The search result itself is a JSON object containing:
  • id: The document ID of the hit
  • score: How relevant the result is to the initial search query. Search results are always ordered by score, with highest-scored hits appearing first.
  • locations: A JSON object containing information about each match in the document. Its keys are document paths (in the N1QL sense) where matches may be found, and its values are arrays that contain the match location. The match location is a JSON object whose keys are the matched terms found, and whose values are locations:
    • start: The character offset at which the matched text begins
    • end: The character offset at which the matched text ends
    • pos: The word-position of the matched result. This indicates how far deep the match is, in respect to words. For example if the searched term was schema, and the matched text was: Ahout NoSQL schema organization, the pos would be 3, or the third word in the field.

To learn more about the response format used by the FTS service, see the Response Object Schema section of the full text search documentation. Couchbase SDKs may abstract some of the fields or provide wrapper methods around them.

Aggregation and Statistics (Facets)

You may perform search result aggregation and statistics using facets. Facets allow you to specify aggregation parameters in your query. When the query results are received, aggregation results are returned alongside the actual query hits.

You can use a Term Facet to count the number of times a specific term appears in the results
results = cb.search('beer-search', FT.MatchQuery('hops'), limit=5,
                    facets={'terms': FT.TermFacet('description', limit=5)})
for result in results:
    # handle results
    pass

pprint(results.facets['terms'])
{'field': 'description',
 'missing': 9,
 'other': 30725,
 'terms': [{'count': 782, 'term': 'hops'},
           {'count': 432, 'term': 'beer'},
           {'count': 365, 'term': 'ale'},
           {'count': 327, 'term': 'malt'},
           {'count': 130, 'term': 'hop'}],
 'total': 32761}

You can likewise use a Date Range Facet to count the number of results by their age, and Numeric Range Facet to count results using an arbitrary numeric range.
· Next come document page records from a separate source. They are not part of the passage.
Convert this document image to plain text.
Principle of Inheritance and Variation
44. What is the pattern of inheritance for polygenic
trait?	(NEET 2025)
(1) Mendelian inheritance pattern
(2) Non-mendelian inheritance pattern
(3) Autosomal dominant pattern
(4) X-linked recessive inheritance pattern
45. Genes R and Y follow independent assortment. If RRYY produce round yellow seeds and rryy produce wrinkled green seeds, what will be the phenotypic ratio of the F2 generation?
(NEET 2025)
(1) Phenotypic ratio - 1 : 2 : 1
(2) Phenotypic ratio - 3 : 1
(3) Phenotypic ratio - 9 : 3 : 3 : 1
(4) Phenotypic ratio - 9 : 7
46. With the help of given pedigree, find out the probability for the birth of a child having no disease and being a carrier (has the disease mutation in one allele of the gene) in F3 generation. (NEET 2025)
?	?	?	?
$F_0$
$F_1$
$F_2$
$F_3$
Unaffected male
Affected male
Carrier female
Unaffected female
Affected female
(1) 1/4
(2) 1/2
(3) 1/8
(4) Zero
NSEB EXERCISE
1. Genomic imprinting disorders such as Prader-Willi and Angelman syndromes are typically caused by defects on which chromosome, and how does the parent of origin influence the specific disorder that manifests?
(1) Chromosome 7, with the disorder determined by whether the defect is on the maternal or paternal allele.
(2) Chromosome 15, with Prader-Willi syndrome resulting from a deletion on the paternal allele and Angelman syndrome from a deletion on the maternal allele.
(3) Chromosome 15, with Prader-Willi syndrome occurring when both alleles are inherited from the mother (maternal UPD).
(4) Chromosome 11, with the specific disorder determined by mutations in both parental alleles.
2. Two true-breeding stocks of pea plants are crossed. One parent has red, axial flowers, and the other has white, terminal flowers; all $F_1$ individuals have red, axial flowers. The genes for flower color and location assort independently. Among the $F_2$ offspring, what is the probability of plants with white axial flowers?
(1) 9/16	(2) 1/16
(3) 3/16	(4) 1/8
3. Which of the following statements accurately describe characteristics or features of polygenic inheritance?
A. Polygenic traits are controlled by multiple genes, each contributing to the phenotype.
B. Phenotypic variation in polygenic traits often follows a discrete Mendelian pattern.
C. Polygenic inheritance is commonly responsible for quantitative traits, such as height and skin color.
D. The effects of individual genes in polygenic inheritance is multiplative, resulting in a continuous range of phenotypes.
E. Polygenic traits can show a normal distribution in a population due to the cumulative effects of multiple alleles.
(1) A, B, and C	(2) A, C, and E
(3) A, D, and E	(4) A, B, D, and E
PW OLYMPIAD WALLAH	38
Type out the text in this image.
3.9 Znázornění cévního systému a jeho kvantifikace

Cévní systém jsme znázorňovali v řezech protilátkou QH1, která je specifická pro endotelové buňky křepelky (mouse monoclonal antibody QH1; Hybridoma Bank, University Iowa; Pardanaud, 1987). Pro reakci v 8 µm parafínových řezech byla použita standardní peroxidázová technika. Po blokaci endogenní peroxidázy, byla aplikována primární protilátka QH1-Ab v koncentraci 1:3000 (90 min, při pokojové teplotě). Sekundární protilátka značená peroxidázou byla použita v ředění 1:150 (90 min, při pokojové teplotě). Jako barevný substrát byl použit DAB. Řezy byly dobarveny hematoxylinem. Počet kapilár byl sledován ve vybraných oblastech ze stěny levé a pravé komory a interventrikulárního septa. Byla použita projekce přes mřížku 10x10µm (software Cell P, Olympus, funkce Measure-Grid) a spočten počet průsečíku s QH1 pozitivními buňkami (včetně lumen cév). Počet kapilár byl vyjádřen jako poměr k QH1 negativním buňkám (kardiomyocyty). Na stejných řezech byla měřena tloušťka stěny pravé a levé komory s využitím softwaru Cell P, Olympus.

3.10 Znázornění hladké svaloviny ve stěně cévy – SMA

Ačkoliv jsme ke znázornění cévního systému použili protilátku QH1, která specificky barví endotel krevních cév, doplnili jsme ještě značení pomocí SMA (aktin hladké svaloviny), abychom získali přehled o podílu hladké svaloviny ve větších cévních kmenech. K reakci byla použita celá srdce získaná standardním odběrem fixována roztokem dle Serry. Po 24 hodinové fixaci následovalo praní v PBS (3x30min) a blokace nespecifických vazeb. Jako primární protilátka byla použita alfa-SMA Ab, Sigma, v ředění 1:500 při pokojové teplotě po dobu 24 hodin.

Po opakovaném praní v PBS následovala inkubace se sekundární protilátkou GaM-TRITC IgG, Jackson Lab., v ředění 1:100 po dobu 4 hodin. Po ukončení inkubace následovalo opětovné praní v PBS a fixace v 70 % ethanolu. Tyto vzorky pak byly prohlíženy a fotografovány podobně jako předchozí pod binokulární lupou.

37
To learn more about facets, see the Search Facets section of the full text search documentation.

Partial Search Results

The FTS service splits the indexing data between several pindexes. Because of that, you may encounter situations where only a subset of the pindexes could provide results (eg. if some pindex nodes are not online...).

What happens in this case is that FTS returns a list of partial results, and notifies you that one or several errors also happened. You can inspect the errors, which will each correspond to an failing pindex, via the SDK. Of course, the partial results (the result from healthy pindexes) are still available through the usual methods in the SDK result representation.